A specialized LAPD task force on copper theft was quietly disbanded after modest results. Penalties for theft remain laughably weak, scrap yards keep buying “hot”metal with minimal scrutiny, and the whole cycle spins on, while officials shrug and reach for their calculators to propose new fees.
It’s outrageous that law-abiding property owners are being billed for such a basic public safety failure.
Keeping streets illuminated helps deter crime and prevent accidents. It’s basic government work, funded by taxes Angelinos already pay.
Shifting the cost of repeated theft onto residents isn’t leadership. It’s outsourcing accountability. Criminals steal with impunity; residents get the invoice.
Mayor Bass has a grand plan: Convert up to 60,000 city streetlights to solar-powered units over the next couple of years. No more copper wiring at the base means thieves will have to find another hobby, City Hall officials promise.
The city seeks to expand an existing contract with the LA Department of Water and Power – you know, the people who left the reservoir empty – rather than running a fully competitive bidding process.
The sales pitch claims solar lights will be cheaper and easier to maintain in the long run.
But while traditional wired lights suffer from theft-driven repairs, at least the failures are usually straightforward: replace bulbs, rewire, done.

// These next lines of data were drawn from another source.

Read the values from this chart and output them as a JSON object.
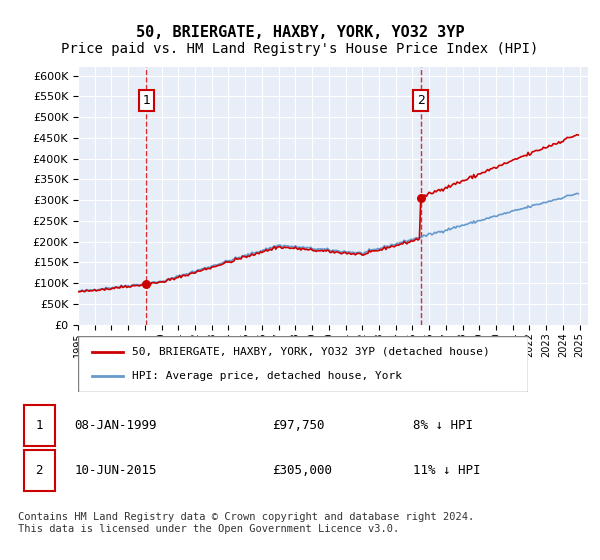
{
  "title": "50, BRIERGATE, HAXBY, YORK, YO32 3YP",
  "subtitle": "Price paid vs. HM Land Registry's House Price Index (HPI)",
  "ylabel_ticks": [
    "£0",
    "£50K",
    "£100K",
    "£150K",
    "£200K",
    "£250K",
    "£300K",
    "£350K",
    "£400K",
    "£450K",
    "£500K",
    "£550K",
    "£600K"
  ],
  "ylim": [
    0,
    620000
  ],
  "yticks": [
    0,
    50000,
    100000,
    150000,
    200000,
    250000,
    300000,
    350000,
    400000,
    450000,
    500000,
    550000,
    600000
  ],
  "xstart_year": 1995,
  "xend_year": 2025,
  "sale1_date": "08-JAN-1999",
  "sale1_price": 97750,
  "sale1_label": "1",
  "sale2_date": "10-JUN-2015",
  "sale2_price": 305000,
  "sale2_label": "2",
  "hpi_color": "#6699cc",
  "sale_color": "#cc0000",
  "bg_plot_color": "#e8eef8",
  "grid_color": "#ffffff",
  "annotation_box_color": "#cc0000",
  "legend_label1": "50, BRIERGATE, HAXBY, YORK, YO32 3YP (detached house)",
  "legend_label2": "HPI: Average price, detached house, York",
  "table_row1": [
    "1",
    "08-JAN-1999",
    "£97,750",
    "8% ↓ HPI"
  ],
  "table_row2": [
    "2",
    "10-JUN-2015",
    "£305,000",
    "11% ↓ HPI"
  ],
  "footer": "Contains HM Land Registry data © Crown copyright and database right 2024.\nThis data is licensed under the Open Government Licence v3.0.",
  "title_fontsize": 11,
  "subtitle_fontsize": 10
}
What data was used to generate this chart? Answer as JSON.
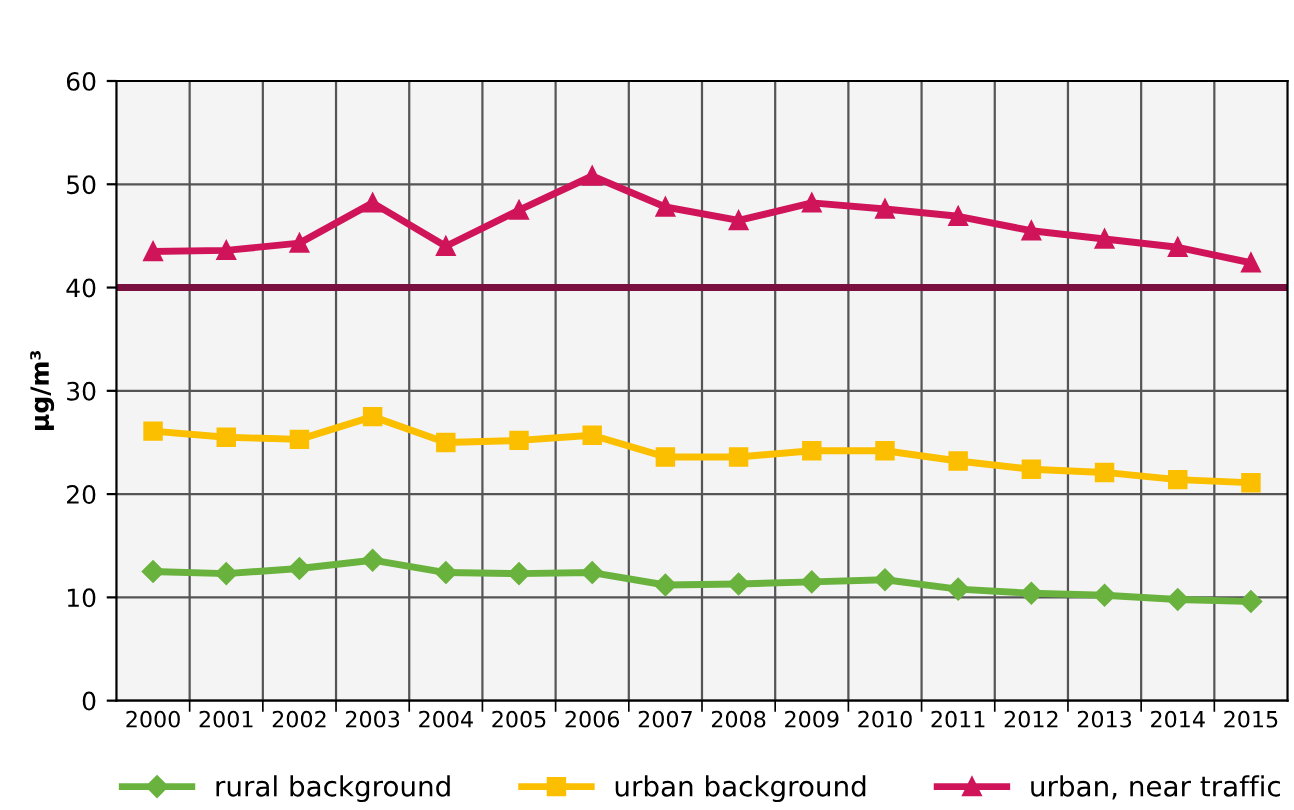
{
  "chart_data": {
    "type": "line",
    "ylabel": "µg/m³",
    "categories": [
      "2000",
      "2001",
      "2002",
      "2003",
      "2004",
      "2005",
      "2006",
      "2007",
      "2008",
      "2009",
      "2010",
      "2011",
      "2012",
      "2013",
      "2014",
      "2015"
    ],
    "series": [
      {
        "name": "rural background",
        "color": "#6ab23e",
        "marker": "diamond",
        "values": [
          12.5,
          12.3,
          12.8,
          13.6,
          12.4,
          12.3,
          12.4,
          11.2,
          11.3,
          11.5,
          11.7,
          10.8,
          10.4,
          10.2,
          9.8,
          9.6
        ]
      },
      {
        "name": "urban background",
        "color": "#fbbf00",
        "marker": "square",
        "values": [
          26.1,
          25.5,
          25.3,
          27.5,
          25.0,
          25.2,
          25.7,
          23.6,
          23.6,
          24.2,
          24.2,
          23.2,
          22.4,
          22.1,
          21.4,
          21.1
        ]
      },
      {
        "name": "urban, near traffic",
        "color": "#d0145a",
        "marker": "triangle",
        "values": [
          43.5,
          43.6,
          44.3,
          48.2,
          44.0,
          47.5,
          50.8,
          47.8,
          46.5,
          48.2,
          47.6,
          46.9,
          45.5,
          44.7,
          43.9,
          42.4
        ]
      }
    ],
    "ref_lines": [
      {
        "axis": "y",
        "value": 40,
        "color": "#7a1040",
        "line_style": "solid"
      }
    ],
    "ylim": [
      0,
      60
    ],
    "yticks": [
      0,
      10,
      20,
      30,
      40,
      50,
      60
    ],
    "grid": true,
    "legend": "bottom",
    "line_style": "solid"
  }
}
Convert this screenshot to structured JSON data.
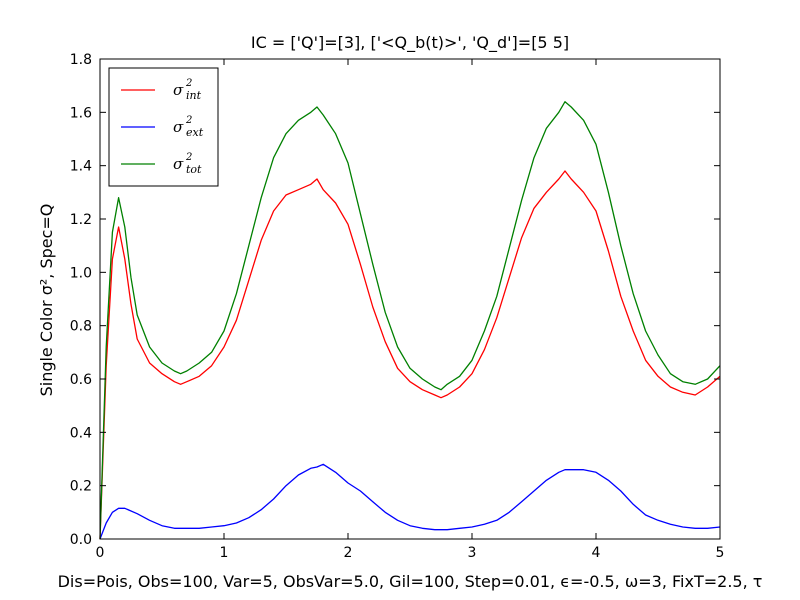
{
  "chart_data": {
    "type": "line",
    "title": "IC = ['Q']=[3], ['<Q_b(t)>', 'Q_d']=[5 5]",
    "xlabel": "Dis=Pois, Obs=100, Var=5, ObsVar=5.0, Gil=100, Step=0.01, ϵ=-0.5, ω=3, FixT=2.5, τ",
    "ylabel": "Single Color σ², Spec=Q",
    "xlim": [
      0,
      5
    ],
    "ylim": [
      0,
      1.8
    ],
    "xticks": [
      0,
      1,
      2,
      3,
      4,
      5
    ],
    "xtick_labels": [
      "0",
      "1",
      "2",
      "3",
      "4",
      "5"
    ],
    "yticks": [
      0.0,
      0.2,
      0.4,
      0.6,
      0.8,
      1.0,
      1.2,
      1.4,
      1.6,
      1.8
    ],
    "ytick_labels": [
      "0.0",
      "0.2",
      "0.4",
      "0.6",
      "0.8",
      "1.0",
      "1.2",
      "1.4",
      "1.6",
      "1.8"
    ],
    "grid": false,
    "legend_position": "top-left",
    "series": [
      {
        "name": "σ²int",
        "legend_symbol": "σ",
        "legend_sup": "2",
        "legend_sub": "int",
        "color": "#ff0000",
        "x": [
          0,
          0.05,
          0.1,
          0.15,
          0.2,
          0.25,
          0.3,
          0.4,
          0.5,
          0.6,
          0.65,
          0.7,
          0.8,
          0.9,
          1.0,
          1.1,
          1.2,
          1.3,
          1.4,
          1.5,
          1.6,
          1.7,
          1.75,
          1.8,
          1.9,
          2.0,
          2.1,
          2.2,
          2.3,
          2.4,
          2.5,
          2.6,
          2.7,
          2.75,
          2.8,
          2.9,
          3.0,
          3.1,
          3.2,
          3.3,
          3.4,
          3.5,
          3.6,
          3.7,
          3.75,
          3.8,
          3.9,
          4.0,
          4.1,
          4.2,
          4.3,
          4.4,
          4.5,
          4.6,
          4.7,
          4.8,
          4.9,
          5.0
        ],
        "y": [
          0.0,
          0.65,
          1.05,
          1.17,
          1.05,
          0.88,
          0.75,
          0.66,
          0.62,
          0.59,
          0.58,
          0.59,
          0.61,
          0.65,
          0.72,
          0.82,
          0.97,
          1.12,
          1.23,
          1.29,
          1.31,
          1.33,
          1.35,
          1.31,
          1.26,
          1.18,
          1.03,
          0.87,
          0.74,
          0.64,
          0.59,
          0.56,
          0.54,
          0.53,
          0.54,
          0.57,
          0.62,
          0.71,
          0.83,
          0.98,
          1.13,
          1.24,
          1.3,
          1.35,
          1.38,
          1.35,
          1.3,
          1.23,
          1.08,
          0.91,
          0.78,
          0.67,
          0.61,
          0.57,
          0.55,
          0.54,
          0.57,
          0.61
        ]
      },
      {
        "name": "σ²ext",
        "legend_symbol": "σ",
        "legend_sup": "2",
        "legend_sub": "ext",
        "color": "#0000ff",
        "x": [
          0,
          0.05,
          0.1,
          0.15,
          0.2,
          0.3,
          0.4,
          0.5,
          0.6,
          0.7,
          0.8,
          0.9,
          1.0,
          1.1,
          1.2,
          1.3,
          1.4,
          1.5,
          1.6,
          1.7,
          1.75,
          1.8,
          1.9,
          2.0,
          2.1,
          2.2,
          2.3,
          2.4,
          2.5,
          2.6,
          2.7,
          2.8,
          2.9,
          3.0,
          3.1,
          3.2,
          3.3,
          3.4,
          3.5,
          3.6,
          3.7,
          3.75,
          3.8,
          3.9,
          4.0,
          4.1,
          4.2,
          4.3,
          4.4,
          4.5,
          4.6,
          4.7,
          4.8,
          4.9,
          5.0
        ],
        "y": [
          0.0,
          0.06,
          0.1,
          0.115,
          0.115,
          0.095,
          0.07,
          0.05,
          0.04,
          0.04,
          0.04,
          0.045,
          0.05,
          0.06,
          0.08,
          0.11,
          0.15,
          0.2,
          0.24,
          0.265,
          0.27,
          0.28,
          0.25,
          0.21,
          0.18,
          0.14,
          0.1,
          0.07,
          0.05,
          0.04,
          0.035,
          0.035,
          0.04,
          0.045,
          0.055,
          0.07,
          0.1,
          0.14,
          0.18,
          0.22,
          0.25,
          0.26,
          0.26,
          0.26,
          0.25,
          0.22,
          0.18,
          0.13,
          0.09,
          0.07,
          0.055,
          0.045,
          0.04,
          0.04,
          0.045
        ]
      },
      {
        "name": "σ²tot",
        "legend_symbol": "σ",
        "legend_sup": "2",
        "legend_sub": "tot",
        "color": "#008000",
        "x": [
          0,
          0.05,
          0.1,
          0.15,
          0.2,
          0.25,
          0.3,
          0.4,
          0.5,
          0.6,
          0.65,
          0.7,
          0.8,
          0.9,
          1.0,
          1.1,
          1.2,
          1.3,
          1.4,
          1.5,
          1.6,
          1.7,
          1.75,
          1.8,
          1.9,
          2.0,
          2.1,
          2.2,
          2.3,
          2.4,
          2.5,
          2.6,
          2.7,
          2.75,
          2.8,
          2.9,
          3.0,
          3.1,
          3.2,
          3.3,
          3.4,
          3.5,
          3.6,
          3.7,
          3.75,
          3.8,
          3.9,
          4.0,
          4.1,
          4.2,
          4.3,
          4.4,
          4.5,
          4.6,
          4.7,
          4.8,
          4.9,
          5.0
        ],
        "y": [
          0.0,
          0.72,
          1.15,
          1.28,
          1.17,
          0.98,
          0.84,
          0.72,
          0.66,
          0.63,
          0.62,
          0.63,
          0.66,
          0.7,
          0.78,
          0.92,
          1.1,
          1.28,
          1.43,
          1.52,
          1.57,
          1.6,
          1.62,
          1.59,
          1.52,
          1.41,
          1.22,
          1.03,
          0.85,
          0.72,
          0.64,
          0.6,
          0.57,
          0.56,
          0.58,
          0.61,
          0.67,
          0.78,
          0.91,
          1.09,
          1.27,
          1.43,
          1.54,
          1.6,
          1.64,
          1.62,
          1.57,
          1.48,
          1.3,
          1.1,
          0.92,
          0.78,
          0.69,
          0.62,
          0.59,
          0.58,
          0.6,
          0.65
        ]
      }
    ]
  }
}
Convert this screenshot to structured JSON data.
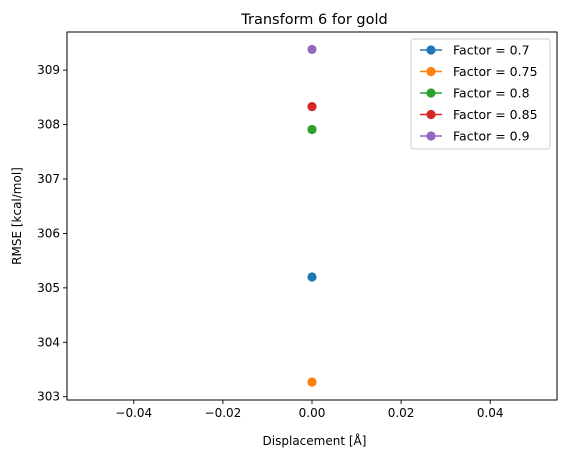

Solar units bring their own headaches: solar panels that can crack or get dirty (or stolen); power controllers that often fail; and batteries that may need replacement every five to 10 years, depending on the model and on LA’s weather.
Those battery replacement swaps aren’t cheap, and in a city notorious for deferred maintenance, one wonders how eagerly crews will climb poles to service scattered solar fixtures across 470 square miles.
Real-world experience in other cities shows that battery life and performance can vary, meaning that the city may have to add new forms of maintenance.
The promised energy savings look good on paper, but will solar truly pay for itself before the next round of “emergency” funding requests? Or will Angelenos end up subsidizing both the original copper chaos and a fleet of high-tech lights whose batteries die right on schedule?
At least voters will have a say. Under Proposition 218 of 1996, fee increases have to be approved by a majority of the affected property owners. Ballots are on the way.
Instead of letting the city get away with negligence, voters should demand the city do its job.
The voters should demand real enforcement against theft rings; stricter copper scrap dealer regulations; and toughter accountability. There is no reason a major city can’t keep its lights on without new tax assessments or dubious tech gambles.
Until leaders prioritize stopping the criminals over billing the victims, the streets of LA will stay dark.
Richie Greenberg is a political commentator based in San Francisco.